Propalava-se que Irabuçu sabia de uma fabulosa mina onde, diariamente, apanhava ouro aos punhados, para levar ao seu salvador. Um dos portugueses, pelos patrícios apelidado Minhoto, que votava a Gil ódio tremendo, entendeu de deitar as mãos ao velho índio, auferindo com isto dois proveitos: ficar senhor da mina, onde o selvagem o conduziria sob ameaça de morte, e fazer mal ao inimigo, estancando-lhe a fonte de riqueza.

Sem demora, tratou de por em execução o plano que havia traçado. Aliciou patrícios, que sitiaram o índio, quando uma tarde partia para a mina, mas este desapareceu como por encanto sob uma moita, de onde saiu, numa carreira fantástica, um enorme gato-do-mato, que pos os portugueses em debandada, julgando o índio transformado em animal.

Outras ciladas lhe preparou o Minhoto, mas em vão. Irabuçu, cercado no campo, sem possibilidade de escapar, quando todos o imaginavam seguro, desaparecia misteriosamente. Ninguém mais, então, queria saber de capturá-lo, julgando-o pactuar com o demônio. À vista disso, o Minhoto foi à casa do capitão-mor, a fim de, com a gente deste, destemida e bem municiada, aprisionar Irabuçu, repartindo entre ele, o capitão-mor e o secretário, o ouro recolhido da mina.

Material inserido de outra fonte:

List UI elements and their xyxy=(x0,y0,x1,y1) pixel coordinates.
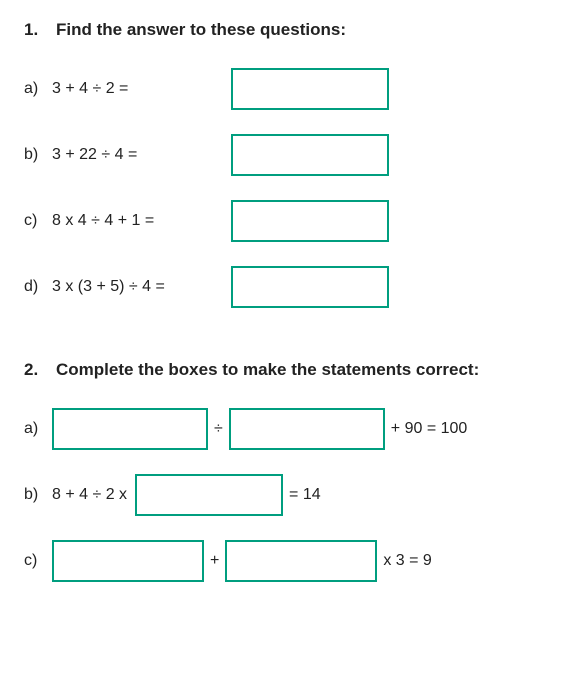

Recebeu-o Fernando, o qual, depois de o ouvir com interesse, fez-o ciente de que o ouro da mina seria todo de El-Rei, não cabendo a ele, Minhoto, um grão sequer. E sem reparar no desespero do patrício, que se julgava miseravelmente roubado, deu ordens para que lhe     trouxessem Irabuçu, a fim de que este revelasse o local da mina de onde saía o ouro, sem que a El-Rei fosse ter o devido quinto.

Preso Irabuçu e levado à presença do capitão-mor e sua gente, negou-se ele a fazer qualquer declaração a respeito, muito menos a levá-los à mina. Ameaçaram-no de suplícios horríveis e, por fim, de morte.     Nada o demovia de sua firme decisão.    Foi só ante a ameaça de torturarem sua filha Judaiba que Irabuçu aquiesceu.

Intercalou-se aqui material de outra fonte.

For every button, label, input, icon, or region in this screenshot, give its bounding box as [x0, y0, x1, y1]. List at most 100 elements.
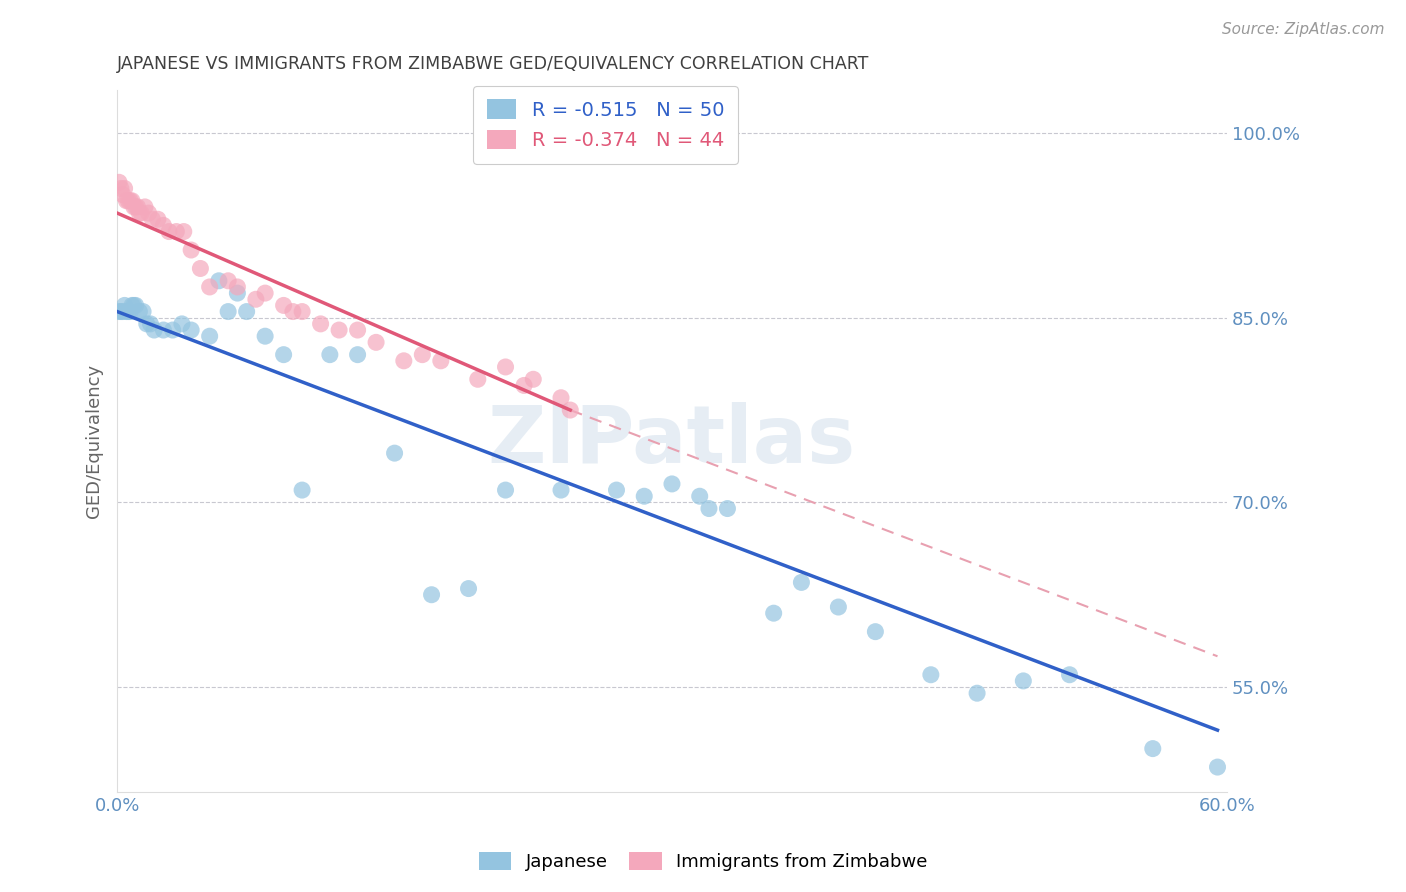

Amarrado como uma fera, lá foi ele, o pobre velho, escoltado por seis portugueses, armados até os dentes, em direção ao fabuloso Sésamo.

Depois de penosa caminhada de léguas e léguas, feita com o propósito de despistá-los, porquanto a mina distava da povoação apenas alguns quilômetros, chegaram, por fim, ao cair da noite, em frente a uma grande furna muito alta, cujo interior...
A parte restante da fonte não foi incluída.